One would be left wondering if the Greatest Generation would have been so great if the young men of that generation opted to stay home and play games and let their mothers, wives and sisters fight and die en masse in their stead.

Maj. Philip Mase
Fort Benning, Ga.

The Fighting Parson
Correction: In the November 2017 Valor article “The Fighting Parson” by Frank Jastrzembski, we incorrectly stated that the Rev. James Adams was the only clergyman to have received the Victoria Cross. Adams was the first but not last clergyman so honored. The editors regret the error.

Ontos Encore
[Re. “M50 Ontos,” by Jon Guttman, Hardware, September 2017] From what I understand, the Ontos was used against tanks in the Dominican Republic incident in 1965. The 82nd Airborne was sent there along with other units and made quick work of the whole episode. The Dominicans had Swedish light tanks—virtual antiques going back to the 1930s. They also employed French AMX-13 light tanks with an oscillating turret—quite more modern. The Ontos took them all on without loss—that I am aware of—and cleaned house. Can you confirm this?

Mark Cohn
Cockeysville, Md.

Research director Jon Guttman responds: Thanks for bringing up an overlooked incident in the history of an overlooked weapon. The M50 Ontos did, indeed, engage opposing armor when the United States intervened in the Dominican Civil War.
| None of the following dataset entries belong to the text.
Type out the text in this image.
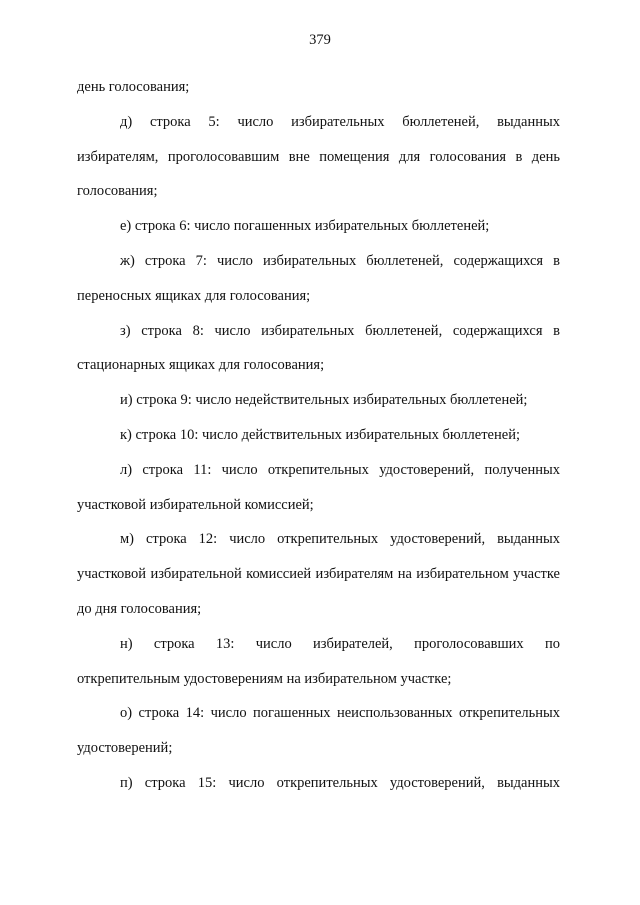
379

день голосования;

д) строка 5: число избирательных бюллетеней, выданных избирателям, проголосовавшим вне помещения для голосования в день голосования;

е) строка 6: число погашенных избирательных бюллетеней;

ж) строка 7: число избирательных бюллетеней, содержащихся в переносных ящиках для голосования;

з) строка 8: число избирательных бюллетеней, содержащихся в стационарных ящиках для голосования;

и) строка 9: число недействительных избирательных бюллетеней;

к) строка 10: число действительных избирательных бюллетеней;

л) строка 11: число открепительных удостоверений, полученных участковой избирательной комиссией;

м) строка 12: число открепительных удостоверений, выданных участковой избирательной комиссией избирателям на избирательном участке до дня голосования;

н) строка 13: число избирателей, проголосовавших по открепительным удостоверениям на избирательном участке;

о) строка 14: число погашенных неиспользованных открепительных удостоверений;

п) строка 15: число открепительных удостоверений, выданных
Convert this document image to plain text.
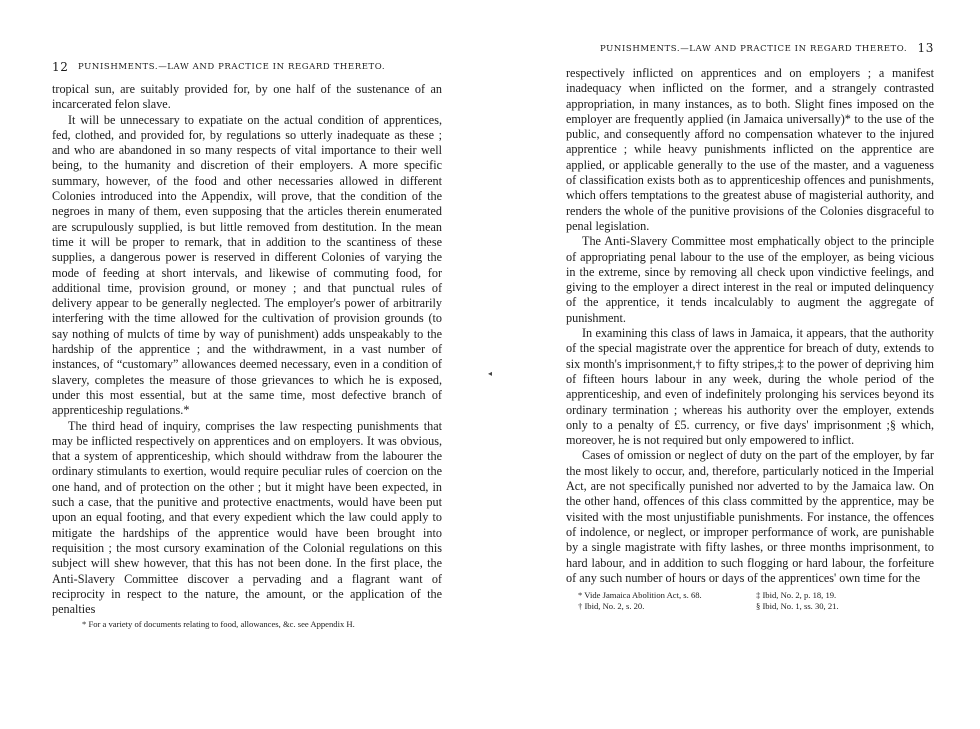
12 PUNISHMENTS.—LAW AND PRACTICE IN REGARD THERETO.

tropical sun, are suitably provided for, by one half of the sustenance of an incarcerated felon slave.

It will be unnecessary to expatiate on the actual condition of apprentices, fed, clothed, and provided for, by regulations so utterly inadequate as these ; and who are abandoned in so many respects of vital importance to their well being, to the humanity and discretion of their employers. A more specific summary, however, of the food and other necessaries allowed in different Colonies introduced into the Appendix, will prove, that the condition of the negroes in many of them, even supposing that the articles therein enumerated are scrupulously supplied, is but little removed from destitution. In the mean time it will be proper to remark, that in addition to the scantiness of these supplies, a dangerous power is reserved in different Colonies of varying the mode of feeding at short intervals, and likewise of commuting food, for additional time, provision ground, or money ; and that punctual rules of delivery appear to be generally neglected. The employer's power of arbitrarily interfering with the time allowed for the cultivation of provision grounds (to say nothing of mulcts of time by way of punishment) adds unspeakably to the hardship of the apprentice ; and the withdrawment, in a vast number of instances, of “customary” allowances deemed necessary, even in a condition of slavery, completes the measure of those grievances to which he is exposed, under this most essential, but at the same time, most defective branch of apprenticeship regulations.*

The third head of inquiry, comprises the law respecting punishments that may be inflicted respectively on apprentices and on employers. It was obvious, that a system of apprenticeship, which should withdraw from the labourer the ordinary stimulants to exertion, would require peculiar rules of coercion on the one hand, and of protection on the other ; but it might have been expected, in such a case, that the punitive and protective enactments, would have been put upon an equal footing, and that every expedient which the law could apply to mitigate the hardships of the apprentice would have been brought into requisition ; the most cursory examination of the Colonial regulations on this subject will shew however, that this has not been done. In the first place, the Anti-Slavery Committee discover a pervading and a flagrant want of reciprocity in respect to the nature, the amount, or the application of the penalties

* For a variety of documents relating to food, allowances, &c. see Appendix H.
◂
PUNISHMENTS.—LAW AND PRACTICE IN REGARD THERETO. 13

respectively inflicted on apprentices and on employers ; a manifest inadequacy when inflicted on the former, and a strangely contrasted appropriation, in many instances, as to both. Slight fines imposed on the employer are frequently applied (in Jamaica universally)* to the use of the public, and consequently afford no compensation whatever to the injured apprentice ; while heavy punishments inflicted on the apprentice are applied, or applicable generally to the use of the master, and a vagueness of classification exists both as to apprenticeship offences and punishments, which offers temptations to the greatest abuse of magisterial authority, and renders the whole of the punitive provisions of the Colonies disgraceful to penal legislation.

The Anti-Slavery Committee most emphatically object to the principle of appropriating penal labour to the use of the employer, as being vicious in the extreme, since by removing all check upon vindictive feelings, and giving to the employer a direct interest in the real or imputed delinquency of the apprentice, it tends incalculably to augment the aggregate of punishment.

In examining this class of laws in Jamaica, it appears, that the authority of the special magistrate over the apprentice for breach of duty, extends to six month's imprisonment,† to fifty stripes,‡ to the power of depriving him of fifteen hours labour in any week, during the whole period of the apprenticeship, and even of indefinitely prolonging his services beyond its ordinary termination ; whereas his authority over the employer, extends only to a penalty of £5. currency, or five days' imprisonment ;§ which, moreover, he is not required but only empowered to inflict.

Cases of omission or neglect of duty on the part of the employer, by far the most likely to occur, and, therefore, particularly noticed in the Imperial Act, are not specifically punished nor adverted to by the Jamaica law. On the other hand, offences of this class committed by the apprentice, may be visited with the most unjustifiable punishments. For instance, the offences of indolence, or neglect, or improper performance of work, are punishable by a single magistrate with fifty lashes, or three months imprisonment, to hard labour, and in addition to such flogging or hard labour, the forfeiture of any such number of hours or days of the apprentices' own time for the

* Vide Jamaica Abolition Act, s. 68.	‡ Ibid, No. 2, p. 18, 19.
† Ibid, No. 2, s. 20.	§ Ibid, No. 1, ss. 30, 21.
The Dominican military at that time had 20 Swedish-made Stridsvagn L/60L light tanks armed with 37 mm cannons, along with 13 Swedish Landsverk Lynx armored cars and 12 French AMX-13 light tanks, thinly armored but packing potent 75 mm guns. During the civil strife a few L/60Ls and AMX-13s fell into constitutionalist hands, and it was these that were engaged when the 6th Marine Expeditionary Unit landed in the Dominican Republic on April 29, 1965. During the ensuing fight an L/60L took on an M48 Patton medium tank and lost, while an Ontos knocked out another L/60L. (The United States left the Dominican Republic with 12 of the surviving Stridsvagn L/60Ls.)An Ontos was also credited with knocking the turret off an AMX-13. All of the American vehicles involved were from the armored element of the 6th MEU, not the 82nd Airborne Division, which landed the next day in Operation Power Pack. As mentioned in the article, only the Marines adopted and used the M50 Ontos.